In line with the previous works, our result suggested that there was a negative correlation between GDF-15 and CAD, though MR-Egger analyses were insignificant. Also, we reckoned that GDF-15 inversely correlated with MI. Johnen et al. believed GDF-15 may have an protective effect on atherosclerosis process for overexpression of GDF-15 in macrophages significantly attenuates atherosclerotic lesions in the ApoE(−/−) mouse model of atherosclerosis[50]. While, for most researches, experimental results tended to a higher GDF-15 associated with higher CAD and MI risk. Martinez CH, et al found that relative to the lower GDF-15 tertile, mid- and highest tertiles had 1.19-fold and 2.10-fold increases, respectively[51]. And In people with non-ST-elevation acute coronary syndrome, GDF-15 was regarded as the most promising biomarker for the risk of death or nonfatal MI at 6 months with OR 2.4[52]. Its underlying mechanism could be included that GDF-15 exhibited a complex pattern with beneficial and harmful functions. When come to the CAD and MI, beneficial function weighted the harm. Besides, GDF-15 may not involve principal process of CAD and MI. So higher expressing which tried to delay the progression of CAD and MI could not counteract the effect mayor factor made. Whereas, our result should be treated with caution for the MR-Egger analyses was insignificant.

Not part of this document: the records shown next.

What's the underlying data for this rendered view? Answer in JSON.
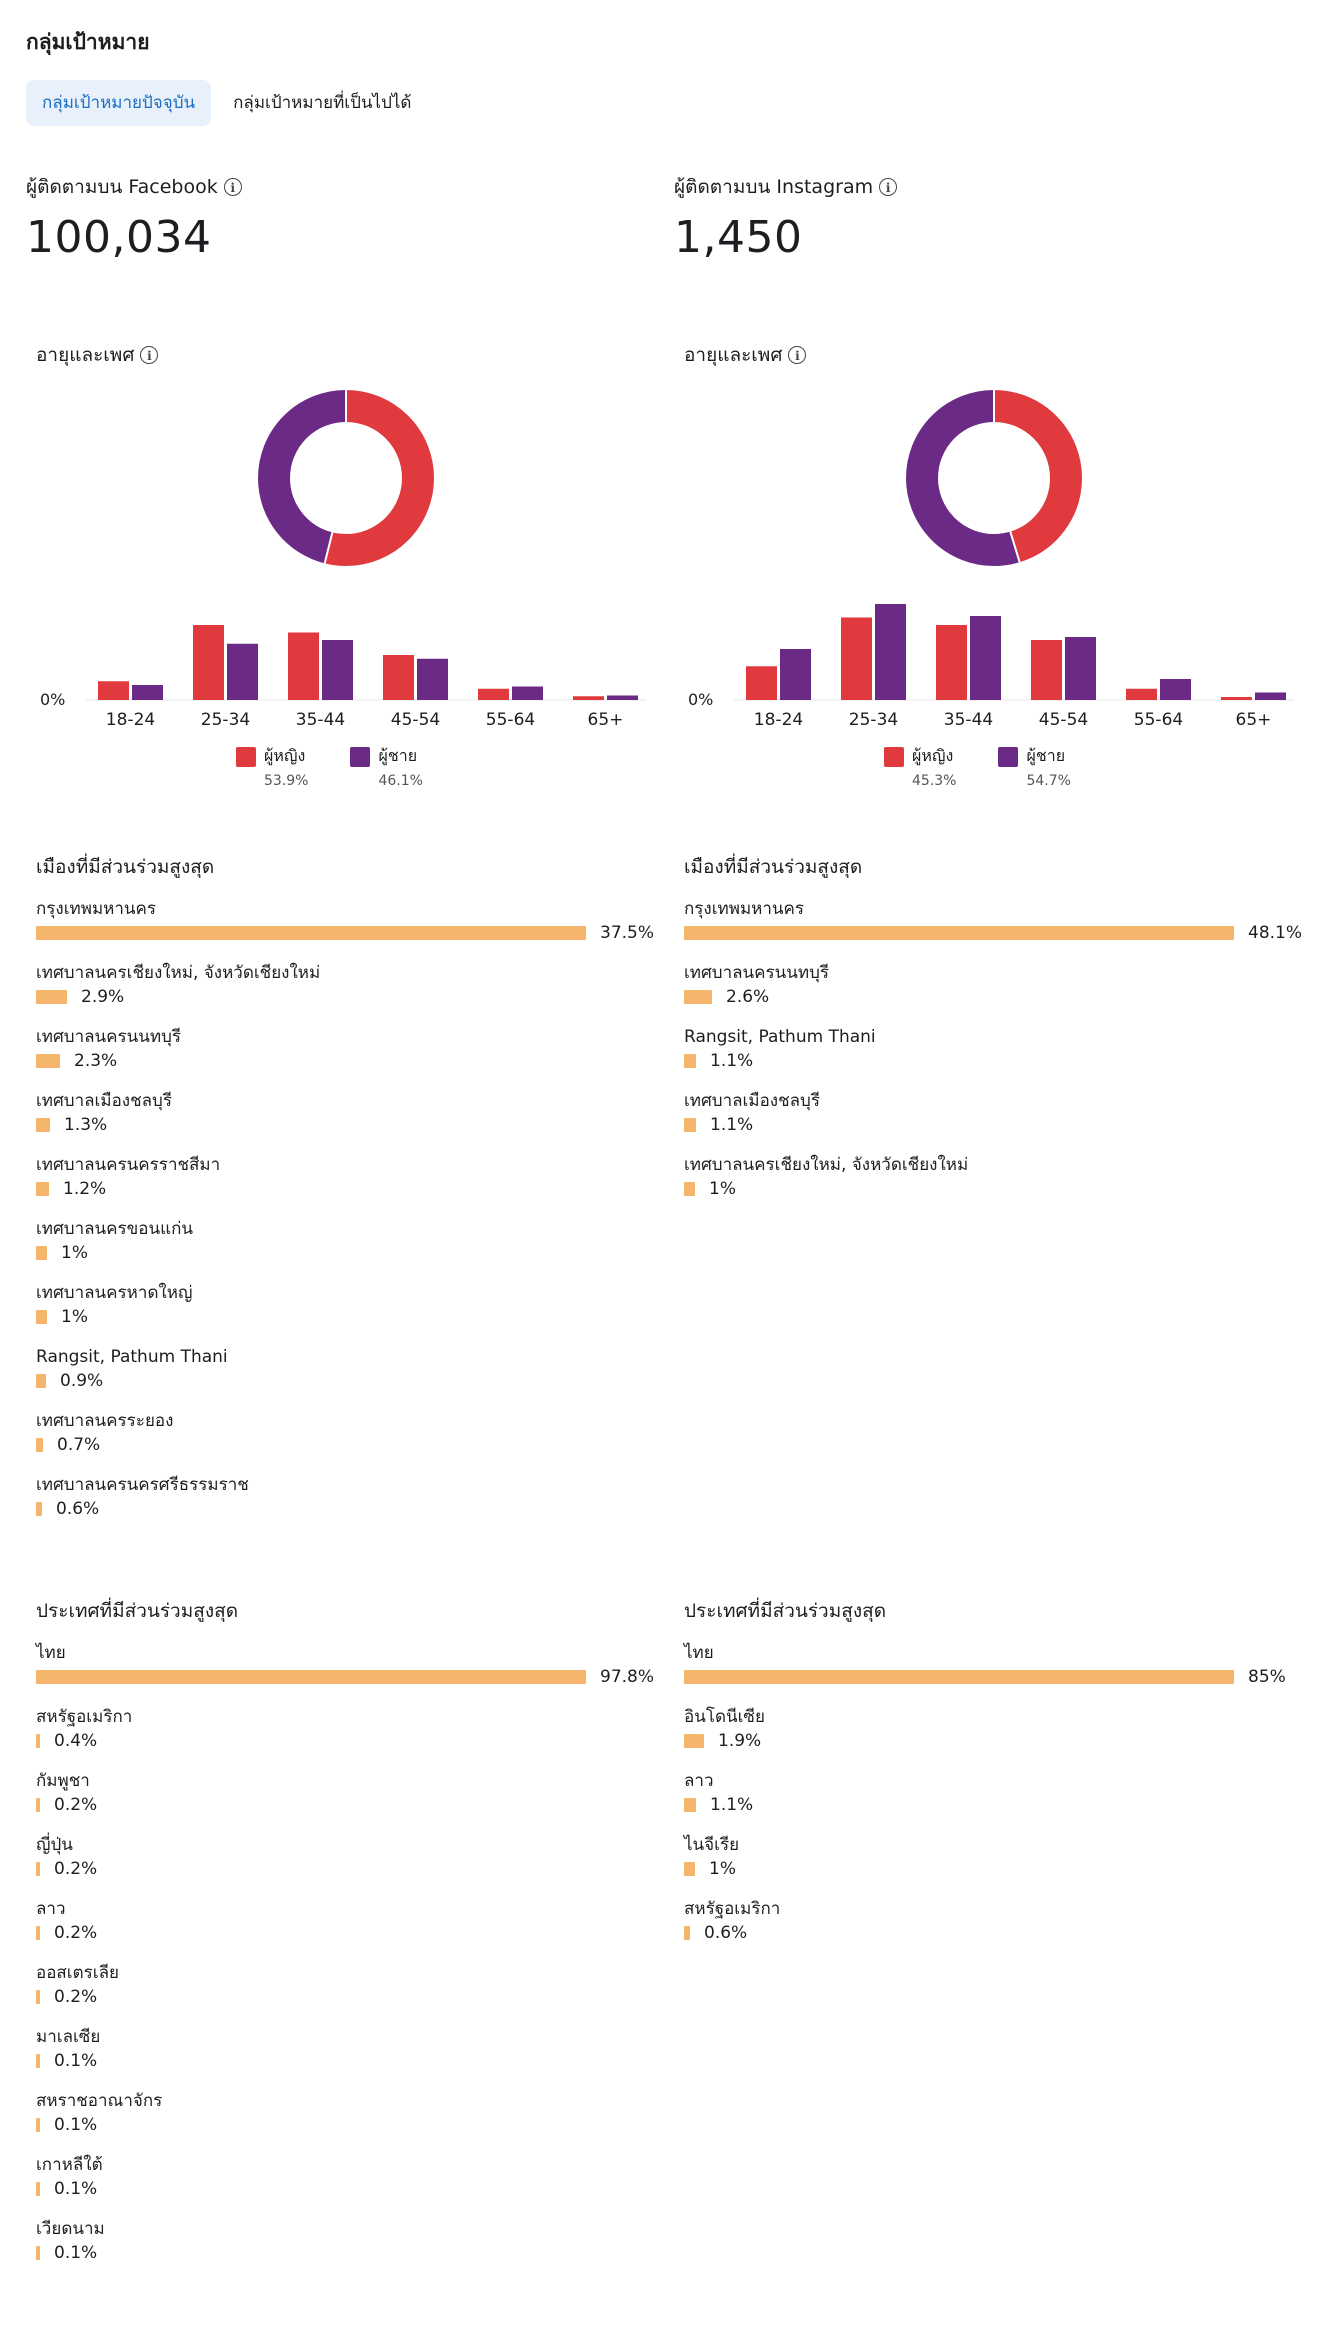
{
  "page": {
    "title": "กลุ่มเป้าหมาย"
  },
  "tabs": [
    {
      "label": "กลุ่มเป้าหมายปัจจุบัน",
      "active": true
    },
    {
      "label": "กลุ่มเป้าหมายที่เป็นไปได้",
      "active": false
    }
  ],
  "colors": {
    "women": "#e03a3e",
    "men": "#6b2a86",
    "bar": "#f5b46c",
    "tab_active_bg": "#e7f0fb"
  },
  "facebook": {
    "followers_label": "ผู้ติดตามบน Facebook",
    "followers_value": "100,034",
    "age_gender_title": "อายุและเพศ",
    "chart_data": {
      "type": "bar",
      "categories": [
        "18-24",
        "25-34",
        "35-44",
        "45-54",
        "55-64",
        "65+"
      ],
      "series": [
        {
          "name": "ผู้หญิง",
          "values": [
            2.5,
            10,
            9,
            6,
            1.5,
            0.5
          ]
        },
        {
          "name": "ผู้ชาย",
          "values": [
            2,
            7.5,
            8,
            5.5,
            1.8,
            0.6
          ]
        }
      ],
      "ylabel_zero": "0%",
      "donut": {
        "women_share": 53.9,
        "men_share": 46.1
      }
    },
    "legend": [
      {
        "label": "ผู้หญิง",
        "pct": "53.9%"
      },
      {
        "label": "ผู้ชาย",
        "pct": "46.1%"
      }
    ],
    "cities_title": "เมืองที่มีส่วนร่วมสูงสุด",
    "cities": [
      {
        "name": "กรุงเทพมหานคร",
        "pct": "37.5%",
        "value": 37.5
      },
      {
        "name": "เทศบาลนครเชียงใหม่, จังหวัดเชียงใหม่",
        "pct": "2.9%",
        "value": 2.9
      },
      {
        "name": "เทศบาลนครนนทบุรี",
        "pct": "2.3%",
        "value": 2.3
      },
      {
        "name": "เทศบาลเมืองชลบุรี",
        "pct": "1.3%",
        "value": 1.3
      },
      {
        "name": "เทศบาลนครนครราชสีมา",
        "pct": "1.2%",
        "value": 1.2
      },
      {
        "name": "เทศบาลนครขอนแก่น",
        "pct": "1%",
        "value": 1
      },
      {
        "name": "เทศบาลนครหาดใหญ่",
        "pct": "1%",
        "value": 1
      },
      {
        "name": "Rangsit, Pathum Thani",
        "pct": "0.9%",
        "value": 0.9
      },
      {
        "name": "เทศบาลนครระยอง",
        "pct": "0.7%",
        "value": 0.7
      },
      {
        "name": "เทศบาลนครนครศรีธรรมราช",
        "pct": "0.6%",
        "value": 0.6
      }
    ],
    "countries_title": "ประเทศที่มีส่วนร่วมสูงสุด",
    "countries": [
      {
        "name": "ไทย",
        "pct": "97.8%",
        "value": 97.8
      },
      {
        "name": "สหรัฐอเมริกา",
        "pct": "0.4%",
        "value": 0.4
      },
      {
        "name": "กัมพูชา",
        "pct": "0.2%",
        "value": 0.2
      },
      {
        "name": "ญี่ปุ่น",
        "pct": "0.2%",
        "value": 0.2
      },
      {
        "name": "ลาว",
        "pct": "0.2%",
        "value": 0.2
      },
      {
        "name": "ออสเตรเลีย",
        "pct": "0.2%",
        "value": 0.2
      },
      {
        "name": "มาเลเซีย",
        "pct": "0.1%",
        "value": 0.1
      },
      {
        "name": "สหราชอาณาจักร",
        "pct": "0.1%",
        "value": 0.1
      },
      {
        "name": "เกาหลีใต้",
        "pct": "0.1%",
        "value": 0.1
      },
      {
        "name": "เวียดนาม",
        "pct": "0.1%",
        "value": 0.1
      }
    ]
  },
  "instagram": {
    "followers_label": "ผู้ติดตามบน Instagram",
    "followers_value": "1,450",
    "age_gender_title": "อายุและเพศ",
    "chart_data": {
      "type": "bar",
      "categories": [
        "18-24",
        "25-34",
        "35-44",
        "45-54",
        "55-64",
        "65+"
      ],
      "series": [
        {
          "name": "ผู้หญิง",
          "values": [
            4.5,
            11,
            10,
            8,
            1.5,
            0.4
          ]
        },
        {
          "name": "ผู้ชาย",
          "values": [
            6.8,
            12.8,
            11.2,
            8.4,
            2.8,
            1
          ]
        }
      ],
      "ylabel_zero": "0%",
      "donut": {
        "women_share": 45.3,
        "men_share": 54.7
      }
    },
    "legend": [
      {
        "label": "ผู้หญิง",
        "pct": "45.3%"
      },
      {
        "label": "ผู้ชาย",
        "pct": "54.7%"
      }
    ],
    "cities_title": "เมืองที่มีส่วนร่วมสูงสุด",
    "cities": [
      {
        "name": "กรุงเทพมหานคร",
        "pct": "48.1%",
        "value": 48.1
      },
      {
        "name": "เทศบาลนครนนทบุรี",
        "pct": "2.6%",
        "value": 2.6
      },
      {
        "name": "Rangsit, Pathum Thani",
        "pct": "1.1%",
        "value": 1.1
      },
      {
        "name": "เทศบาลเมืองชลบุรี",
        "pct": "1.1%",
        "value": 1.1
      },
      {
        "name": "เทศบาลนครเชียงใหม่, จังหวัดเชียงใหม่",
        "pct": "1%",
        "value": 1
      }
    ],
    "countries_title": "ประเทศที่มีส่วนร่วมสูงสุด",
    "countries": [
      {
        "name": "ไทย",
        "pct": "85%",
        "value": 85
      },
      {
        "name": "อินโดนีเซีย",
        "pct": "1.9%",
        "value": 1.9
      },
      {
        "name": "ลาว",
        "pct": "1.1%",
        "value": 1.1
      },
      {
        "name": "ไนจีเรีย",
        "pct": "1%",
        "value": 1
      },
      {
        "name": "สหรัฐอเมริกา",
        "pct": "0.6%",
        "value": 0.6
      }
    ]
  }
}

However, our result did not support that incremental GDF-15 had a causality with HF. The arguments were prevailing that GDF-15 concentration had not only a promising value of diagnosis but also a superior prognostic biomarker [53]. Presumably, it is HF that promoted the concentration of GDF-15. Furthermore, the severer state of HF, the more comorbidities existed liking hypertension diabetes, aging, renal dysfunction, which may influence the expression of GDF-15 and needed to be eliminated.

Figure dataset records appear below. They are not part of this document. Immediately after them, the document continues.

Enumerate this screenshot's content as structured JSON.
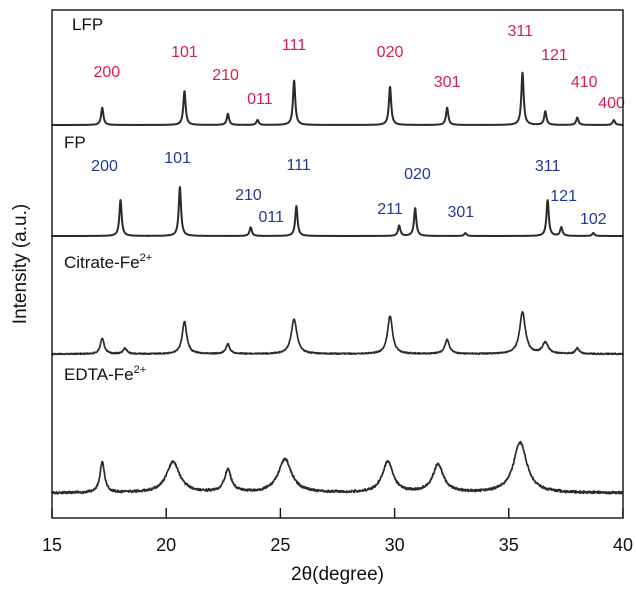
{
  "chart_data": {
    "type": "line",
    "xlabel": "2θ(degree)",
    "ylabel": "Intensity (a.u.)",
    "xlim": [
      15,
      40
    ],
    "x_ticks": [
      15,
      20,
      25,
      30,
      35,
      40
    ],
    "y_scale": "arbitrary offset traces",
    "grid": false,
    "colors": {
      "trace": "#2b2b2b",
      "lfp_labels": "#d61f4b",
      "fp_labels": "#23379b",
      "axis": "#111111"
    },
    "series": [
      {
        "name": "LFP",
        "display_name": "LFP",
        "superscript": "",
        "noise": 0.002,
        "peaks": [
          {
            "x": 17.2,
            "h": 0.28,
            "w": 0.06
          },
          {
            "x": 20.8,
            "h": 0.55,
            "w": 0.06
          },
          {
            "x": 22.7,
            "h": 0.18,
            "w": 0.06
          },
          {
            "x": 24.0,
            "h": 0.08,
            "w": 0.06
          },
          {
            "x": 25.6,
            "h": 0.72,
            "w": 0.06
          },
          {
            "x": 29.8,
            "h": 0.62,
            "w": 0.06
          },
          {
            "x": 32.3,
            "h": 0.28,
            "w": 0.06
          },
          {
            "x": 35.6,
            "h": 0.85,
            "w": 0.06
          },
          {
            "x": 36.6,
            "h": 0.22,
            "w": 0.06
          },
          {
            "x": 38.0,
            "h": 0.12,
            "w": 0.06
          },
          {
            "x": 39.6,
            "h": 0.08,
            "w": 0.06
          }
        ]
      },
      {
        "name": "FP",
        "display_name": "FP",
        "superscript": "",
        "noise": 0.002,
        "peaks": [
          {
            "x": 18.0,
            "h": 0.62,
            "w": 0.06
          },
          {
            "x": 20.6,
            "h": 0.85,
            "w": 0.06
          },
          {
            "x": 23.7,
            "h": 0.15,
            "w": 0.06
          },
          {
            "x": 25.7,
            "h": 0.52,
            "w": 0.06
          },
          {
            "x": 30.2,
            "h": 0.18,
            "w": 0.06
          },
          {
            "x": 30.9,
            "h": 0.48,
            "w": 0.06
          },
          {
            "x": 33.1,
            "h": 0.05,
            "w": 0.06
          },
          {
            "x": 36.7,
            "h": 0.62,
            "w": 0.06
          },
          {
            "x": 37.3,
            "h": 0.15,
            "w": 0.06
          },
          {
            "x": 38.7,
            "h": 0.05,
            "w": 0.06
          }
        ]
      },
      {
        "name": "Citrate-Fe2+",
        "display_name": "Citrate-Fe",
        "superscript": "2+",
        "noise": 0.025,
        "peaks": [
          {
            "x": 17.2,
            "h": 0.28,
            "w": 0.1
          },
          {
            "x": 18.2,
            "h": 0.1,
            "w": 0.1
          },
          {
            "x": 20.8,
            "h": 0.58,
            "w": 0.12
          },
          {
            "x": 22.7,
            "h": 0.18,
            "w": 0.1
          },
          {
            "x": 25.6,
            "h": 0.62,
            "w": 0.15
          },
          {
            "x": 29.8,
            "h": 0.68,
            "w": 0.13
          },
          {
            "x": 32.3,
            "h": 0.25,
            "w": 0.12
          },
          {
            "x": 35.6,
            "h": 0.75,
            "w": 0.15
          },
          {
            "x": 36.6,
            "h": 0.2,
            "w": 0.15
          },
          {
            "x": 38.0,
            "h": 0.1,
            "w": 0.1
          }
        ]
      },
      {
        "name": "EDTA-Fe2+",
        "display_name": "EDTA-Fe",
        "superscript": "2+",
        "noise": 0.05,
        "peaks": [
          {
            "x": 17.2,
            "h": 0.55,
            "w": 0.12
          },
          {
            "x": 20.3,
            "h": 0.55,
            "w": 0.35
          },
          {
            "x": 22.7,
            "h": 0.4,
            "w": 0.18
          },
          {
            "x": 25.2,
            "h": 0.6,
            "w": 0.35
          },
          {
            "x": 29.7,
            "h": 0.55,
            "w": 0.28
          },
          {
            "x": 31.9,
            "h": 0.5,
            "w": 0.28
          },
          {
            "x": 35.5,
            "h": 0.9,
            "w": 0.35
          }
        ]
      }
    ],
    "annotations": [
      {
        "series": "LFP",
        "text": "200",
        "x": 17.4
      },
      {
        "series": "LFP",
        "text": "101",
        "x": 20.8
      },
      {
        "series": "LFP",
        "text": "210",
        "x": 22.6
      },
      {
        "series": "LFP",
        "text": "011",
        "x": 24.1
      },
      {
        "series": "LFP",
        "text": "111",
        "x": 25.6
      },
      {
        "series": "LFP",
        "text": "020",
        "x": 29.8
      },
      {
        "series": "LFP",
        "text": "301",
        "x": 32.3
      },
      {
        "series": "LFP",
        "text": "311",
        "x": 35.5
      },
      {
        "series": "LFP",
        "text": "121",
        "x": 37.0
      },
      {
        "series": "LFP",
        "text": "410",
        "x": 38.3
      },
      {
        "series": "LFP",
        "text": "400",
        "x": 39.5
      },
      {
        "series": "FP",
        "text": "200",
        "x": 17.3
      },
      {
        "series": "FP",
        "text": "101",
        "x": 20.5
      },
      {
        "series": "FP",
        "text": "210",
        "x": 23.6
      },
      {
        "series": "FP",
        "text": "011",
        "x": 24.6
      },
      {
        "series": "FP",
        "text": "111",
        "x": 25.8
      },
      {
        "series": "FP",
        "text": "020",
        "x": 31.0
      },
      {
        "series": "FP",
        "text": "211",
        "x": 29.8
      },
      {
        "series": "FP",
        "text": "301",
        "x": 32.9
      },
      {
        "series": "FP",
        "text": "311",
        "x": 36.7
      },
      {
        "series": "FP",
        "text": "121",
        "x": 37.4
      },
      {
        "series": "FP",
        "text": "102",
        "x": 38.7
      }
    ]
  }
}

There are certain strengths in the study. Our work provided an alternative perspective to clarify the role of GDF-15 in CVD unprecedentedly and supported an intrinsically positive relationship between GDF-15 and AF, CES, CAD, MI. Further investigations in therapies of GDF-15 control were demanded for it may be rewarding for patients with those. Besides, these selected SNPs were not associated with the other CVDs, indicating that the relationship between the SNPs of GDF15 and some related phenotypes could not confound the null association. Furthermore, it needs to remain aware of metformin employing in individuals with high risks of AF , CES, CAD and MIsince metformin could facilitate the expression of GDF-15, possibly leading to sick and exacerbate.

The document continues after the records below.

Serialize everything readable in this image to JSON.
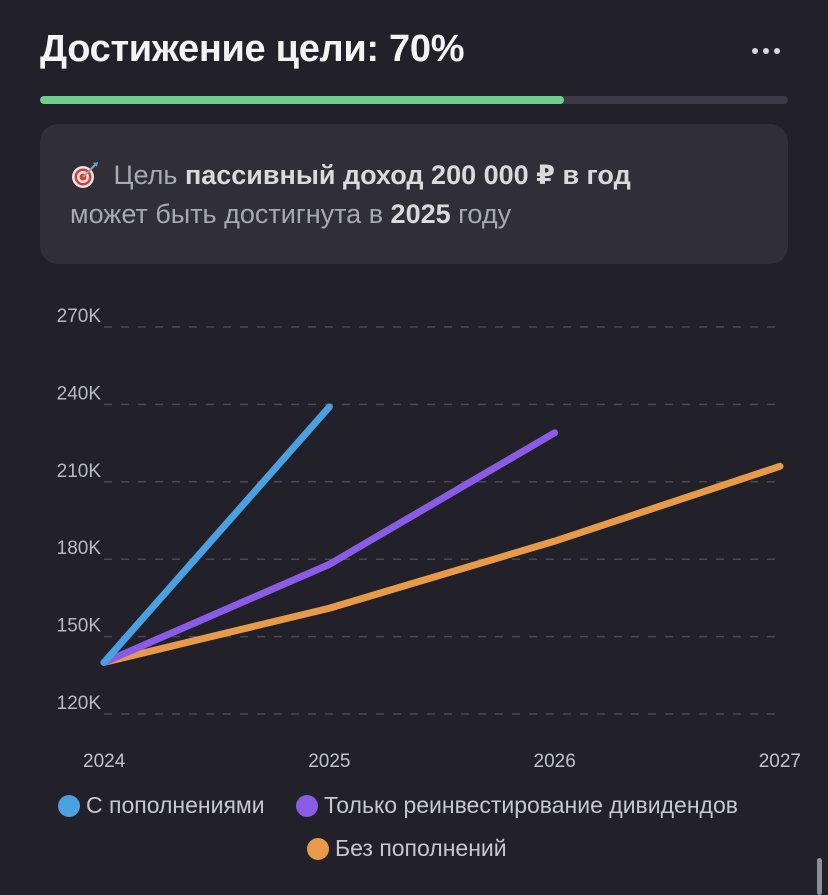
{
  "header": {
    "title": "Достижение цели: 70%",
    "more_icon": "more-horizontal-icon"
  },
  "progress": {
    "value_percent": 70,
    "fill_color": "#6fd08c",
    "track_color": "#3b3a44"
  },
  "goal_card": {
    "icon": "target-dart-icon",
    "line1_prefix": "Цель",
    "line1_bold": "пассивный доход 200 000 ₽ в год",
    "line2_prefix": "может быть достигнута в",
    "line2_bold": "2025",
    "line2_suffix": "году"
  },
  "chart_data": {
    "type": "line",
    "x": [
      2024,
      2025,
      2026,
      2027
    ],
    "x_tick_labels": [
      "2024",
      "2025",
      "2026",
      "2027"
    ],
    "y_tick_labels": [
      "120K",
      "150K",
      "180K",
      "210K",
      "240K",
      "270K"
    ],
    "y_ticks": [
      120000,
      150000,
      180000,
      210000,
      240000,
      270000
    ],
    "ylim": [
      120000,
      270000
    ],
    "xlim": [
      2024,
      2027
    ],
    "grid": "horizontal-dashed",
    "legend_position": "bottom",
    "series": [
      {
        "name": "С пополнениями",
        "color": "#4aa0e0",
        "points": [
          [
            2024,
            140000
          ],
          [
            2025,
            239000
          ]
        ]
      },
      {
        "name": "Только реинвестирование дивидендов",
        "color": "#8a5ce6",
        "points": [
          [
            2024,
            140000
          ],
          [
            2025,
            178000
          ],
          [
            2026,
            229000
          ]
        ]
      },
      {
        "name": "Без пополнений",
        "color": "#e79b4a",
        "points": [
          [
            2024,
            140000
          ],
          [
            2025,
            161000
          ],
          [
            2026,
            187000
          ],
          [
            2027,
            216000
          ]
        ]
      }
    ]
  }
}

Limitations were inevitable. Many of them shared common problems of Mendelian randomization[54]. Firstly, the SNPs we selected could not satisfy the demand of independence principle. However, our study found a fresh vision to the relationship between GDF-15 and CVD. Besides, The MR is not sensitive to confounders from environmental exposures and might violate exclusion restriction unless we took into consideration all influence of GDF-15. Also, our statistics based on European populations, limiting the generalizability of our work.